Monday - Sunday, 9 a.m. to 5 p.m., photo ID required
January - December 2013
Exhibit "The enemy nearly all 'round us': Annapolis and the War of 1812"
This exhibit features original documents and artifacts related to how Annapolitans were affected by the war.
USS Maryland Silver Display
This service, on display created by Samuel Kirk & Sons of Baltimore in 1906 features a punch bowl with an engraved depiction of the bombardment of Fort McHenry.
Roger Brooke Taney Statue
This statue of the Chief Justice of the U.S. Supreme Court is located at the original entrance to the State House.
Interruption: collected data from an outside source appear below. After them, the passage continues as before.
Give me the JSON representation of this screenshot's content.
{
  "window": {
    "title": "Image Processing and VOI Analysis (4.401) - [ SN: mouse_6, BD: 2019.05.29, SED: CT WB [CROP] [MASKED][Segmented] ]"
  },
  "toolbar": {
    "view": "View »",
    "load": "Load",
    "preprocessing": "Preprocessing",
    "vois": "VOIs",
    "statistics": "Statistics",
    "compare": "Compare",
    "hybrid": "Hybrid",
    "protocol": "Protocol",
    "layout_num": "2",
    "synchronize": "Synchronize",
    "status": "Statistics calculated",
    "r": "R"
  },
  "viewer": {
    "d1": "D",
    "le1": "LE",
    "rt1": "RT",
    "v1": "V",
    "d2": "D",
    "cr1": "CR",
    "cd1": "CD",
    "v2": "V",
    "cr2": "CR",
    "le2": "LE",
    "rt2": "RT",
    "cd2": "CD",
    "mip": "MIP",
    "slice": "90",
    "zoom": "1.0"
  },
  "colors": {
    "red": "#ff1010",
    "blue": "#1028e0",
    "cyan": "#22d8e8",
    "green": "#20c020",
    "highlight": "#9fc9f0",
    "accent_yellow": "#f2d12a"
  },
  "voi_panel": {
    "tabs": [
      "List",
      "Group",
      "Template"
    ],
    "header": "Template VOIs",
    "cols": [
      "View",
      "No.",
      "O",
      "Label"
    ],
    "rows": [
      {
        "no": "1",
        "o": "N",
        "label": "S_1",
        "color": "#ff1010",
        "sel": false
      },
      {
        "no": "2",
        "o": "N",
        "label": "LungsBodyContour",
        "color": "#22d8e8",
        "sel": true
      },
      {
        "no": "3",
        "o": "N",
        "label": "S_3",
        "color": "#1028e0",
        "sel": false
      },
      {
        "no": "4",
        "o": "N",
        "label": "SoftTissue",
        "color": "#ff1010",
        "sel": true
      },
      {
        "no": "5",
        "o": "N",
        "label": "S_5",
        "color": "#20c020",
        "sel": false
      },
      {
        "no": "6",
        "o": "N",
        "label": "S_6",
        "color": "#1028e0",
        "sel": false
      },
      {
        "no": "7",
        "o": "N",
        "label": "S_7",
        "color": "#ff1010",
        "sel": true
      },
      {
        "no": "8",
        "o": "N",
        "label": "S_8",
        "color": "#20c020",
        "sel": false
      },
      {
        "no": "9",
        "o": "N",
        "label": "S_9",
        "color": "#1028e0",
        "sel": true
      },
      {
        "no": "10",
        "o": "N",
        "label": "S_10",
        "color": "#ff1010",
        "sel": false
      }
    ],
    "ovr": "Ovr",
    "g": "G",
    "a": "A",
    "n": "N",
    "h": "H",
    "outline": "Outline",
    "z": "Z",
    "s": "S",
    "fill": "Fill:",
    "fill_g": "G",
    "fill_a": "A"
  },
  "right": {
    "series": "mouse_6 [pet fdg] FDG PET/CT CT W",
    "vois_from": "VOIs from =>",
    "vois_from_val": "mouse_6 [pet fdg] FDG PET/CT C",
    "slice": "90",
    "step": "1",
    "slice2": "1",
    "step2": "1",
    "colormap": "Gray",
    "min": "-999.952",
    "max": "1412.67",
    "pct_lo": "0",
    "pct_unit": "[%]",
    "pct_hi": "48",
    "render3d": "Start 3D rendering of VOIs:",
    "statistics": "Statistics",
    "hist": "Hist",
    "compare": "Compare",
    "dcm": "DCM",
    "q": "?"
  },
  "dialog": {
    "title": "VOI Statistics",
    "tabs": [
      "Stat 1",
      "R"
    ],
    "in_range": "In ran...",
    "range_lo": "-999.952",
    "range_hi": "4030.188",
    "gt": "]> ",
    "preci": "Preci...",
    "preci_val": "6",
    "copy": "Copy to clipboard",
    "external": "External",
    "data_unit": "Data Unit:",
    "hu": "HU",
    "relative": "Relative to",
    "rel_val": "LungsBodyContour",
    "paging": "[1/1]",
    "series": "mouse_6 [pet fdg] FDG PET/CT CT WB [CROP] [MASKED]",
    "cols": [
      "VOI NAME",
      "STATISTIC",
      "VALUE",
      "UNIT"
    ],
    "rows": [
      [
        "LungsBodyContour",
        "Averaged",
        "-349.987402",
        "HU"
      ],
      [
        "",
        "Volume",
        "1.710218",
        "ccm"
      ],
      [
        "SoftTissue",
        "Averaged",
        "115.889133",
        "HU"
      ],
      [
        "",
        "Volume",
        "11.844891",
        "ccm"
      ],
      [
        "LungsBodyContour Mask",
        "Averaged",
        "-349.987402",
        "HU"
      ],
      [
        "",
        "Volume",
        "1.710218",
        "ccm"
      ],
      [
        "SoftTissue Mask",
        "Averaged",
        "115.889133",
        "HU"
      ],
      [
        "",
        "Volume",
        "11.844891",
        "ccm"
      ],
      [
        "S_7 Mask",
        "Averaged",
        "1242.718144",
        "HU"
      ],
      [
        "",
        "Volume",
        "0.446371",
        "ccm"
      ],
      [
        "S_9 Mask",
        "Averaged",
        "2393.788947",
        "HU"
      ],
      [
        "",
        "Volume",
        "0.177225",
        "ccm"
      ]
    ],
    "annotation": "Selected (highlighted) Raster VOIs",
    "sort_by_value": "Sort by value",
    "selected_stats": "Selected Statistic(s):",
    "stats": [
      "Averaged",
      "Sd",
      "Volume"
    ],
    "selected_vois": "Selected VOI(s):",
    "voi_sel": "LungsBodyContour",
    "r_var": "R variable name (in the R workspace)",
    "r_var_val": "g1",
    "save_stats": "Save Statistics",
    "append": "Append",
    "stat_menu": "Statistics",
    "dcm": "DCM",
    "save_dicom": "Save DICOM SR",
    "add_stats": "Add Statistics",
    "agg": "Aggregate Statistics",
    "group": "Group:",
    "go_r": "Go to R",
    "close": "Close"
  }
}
Taney met Francis Scott Key while studying under Jeremiah Townley Chase, and Taney later married Key's sister, Anne.
The seat of Maryland government, the State House was at the center of the state's planning for the War of 1812, both locally and in coordination with President Madison's administration in Washington, D.C.
Near constant fear of invasion by the British led Governor Levin Winder (1757-1819) to direct the removal of the state's historical records from the State House for relocation to various sites from 1813 to 1815. Throughout the period of the war, the State House dome was used as a lookout by Major William Barney (son of Commodore Joshua Barney) to monitor the movement of British ships coming up the Chesapeake Bay.
The war, and the effect it had on public officials, British sailors in the Bay, and the free and enslaved residents of Annapolis, is explored in the exhibit "'The enemy nearly all `round us' : Annapolis and the War of 1812" that will be on display in the State House throughout 2013.